The misery of the Afghan people even before the 9/11 attacks and the subsequent American military occupation was fierce. Caught between the infighting Mujahideen tribes the Afghan people were dispossessed and displaced, fated to a terrible life of penury and exploitation, if they were lucky enough to survive the constant hail of bullets and rocket fire in the first place. The Taliban, much maligned in the post 9/11 world, was then a welcome agent of peace for the Afghan people. Yes, they were restrictive and punitive, but it was better than being in a state of constant war. When the earthquakes hit in 1998 and Sadeed rushed into the quake ravaged interiors to bring aid, the Taliban warlords proved to be helpful. This is the only bit of nuance in the book, which otherwise is driven by Sadeed encountering obstacles and opposition which she batters in to submission through a mix of initiative, righteousness and, in some cases, naivete.

Sadeed styles herself as a lone ranger. In her first trip into the Afghan heart of darkness, she writes of how foreign aid organisations stuck at the Pakistan-Afghanistan border, suffering from a distinct lack of courage and conviction, try to dissuade her from crossing the border into Afghanistan. If she is to be believed then Sadeed and her then nascent organisation, Help the Afghan Children (HTAC), were the only aid organisation that had the necessary cojones to go into the highly fractious cauldron of violence that was Afghanistan post the Russian occupation. Other aid organisations who had a presence in the area are completely dismissed through a calculated lack of mention.

Afghanistan laid bare
What the book has in spades are ghastly scenes of horror and misery.
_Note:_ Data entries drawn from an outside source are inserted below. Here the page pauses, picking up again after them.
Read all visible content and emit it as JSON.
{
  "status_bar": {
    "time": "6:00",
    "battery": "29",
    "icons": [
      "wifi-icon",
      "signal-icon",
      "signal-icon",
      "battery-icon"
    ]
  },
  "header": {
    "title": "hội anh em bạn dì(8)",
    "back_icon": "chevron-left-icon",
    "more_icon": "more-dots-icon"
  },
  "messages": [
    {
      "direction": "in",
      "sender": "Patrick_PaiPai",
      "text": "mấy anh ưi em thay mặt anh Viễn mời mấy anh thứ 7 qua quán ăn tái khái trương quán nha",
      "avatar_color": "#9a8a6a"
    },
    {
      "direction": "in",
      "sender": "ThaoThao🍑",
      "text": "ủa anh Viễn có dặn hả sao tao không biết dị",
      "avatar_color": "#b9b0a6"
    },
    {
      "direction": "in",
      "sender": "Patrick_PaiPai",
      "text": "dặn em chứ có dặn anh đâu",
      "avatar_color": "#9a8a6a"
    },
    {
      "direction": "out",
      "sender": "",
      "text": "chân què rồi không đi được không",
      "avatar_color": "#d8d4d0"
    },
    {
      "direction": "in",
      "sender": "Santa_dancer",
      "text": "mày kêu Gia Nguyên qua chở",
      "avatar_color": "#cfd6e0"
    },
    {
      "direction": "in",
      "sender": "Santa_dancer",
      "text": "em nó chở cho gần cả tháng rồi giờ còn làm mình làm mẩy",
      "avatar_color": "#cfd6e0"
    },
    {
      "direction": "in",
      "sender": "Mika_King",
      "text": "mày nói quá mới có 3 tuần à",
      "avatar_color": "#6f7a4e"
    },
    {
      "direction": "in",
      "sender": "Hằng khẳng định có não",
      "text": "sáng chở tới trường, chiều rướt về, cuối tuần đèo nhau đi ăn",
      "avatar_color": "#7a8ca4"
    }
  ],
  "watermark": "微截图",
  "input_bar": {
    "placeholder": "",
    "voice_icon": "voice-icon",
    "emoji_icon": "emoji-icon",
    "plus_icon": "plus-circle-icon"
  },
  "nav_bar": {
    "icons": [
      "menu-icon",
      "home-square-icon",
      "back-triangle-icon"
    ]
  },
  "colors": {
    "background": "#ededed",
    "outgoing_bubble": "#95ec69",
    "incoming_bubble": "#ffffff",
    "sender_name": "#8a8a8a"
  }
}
When Sadeed returns to Kabul, a hollow shell of its previous luminous self, she sees a pack of dogs tearing apart human carcasses in the streets. The families of the dead didn’t dare step out of their shelters to claim the bodies of the fallen. They left them to their fate at the slavering jaws of hungry dogs. And while such grotesque imagery elucidates horror and revulsion — much like the pictures of swollen bellied, hollow eyed children from Africa so often used by aid organisations to solicit donations — whether they’re actually effective enough to inspire action is debatable.

The book also describes a pre-9/11 Afghanistan, ending just as the planes crashed in to the World Trade Centre towers. Which again in the book is viewed through the prism of Sadeed’s personal shock at the event. The situation in Afghanistan since then has changed enormously, as is obvious to anyone keeping a cursory track of the events there in the ensuing decade. So for someone looking to get a sense of the geo-political situation in Afghanistan currently, the book is severely outdated. As a profile of a wealthy Afghan-American woman zooming in and out of the country towering odds spreading education and blankets, it’s a decent read. Nothing more, nothing less.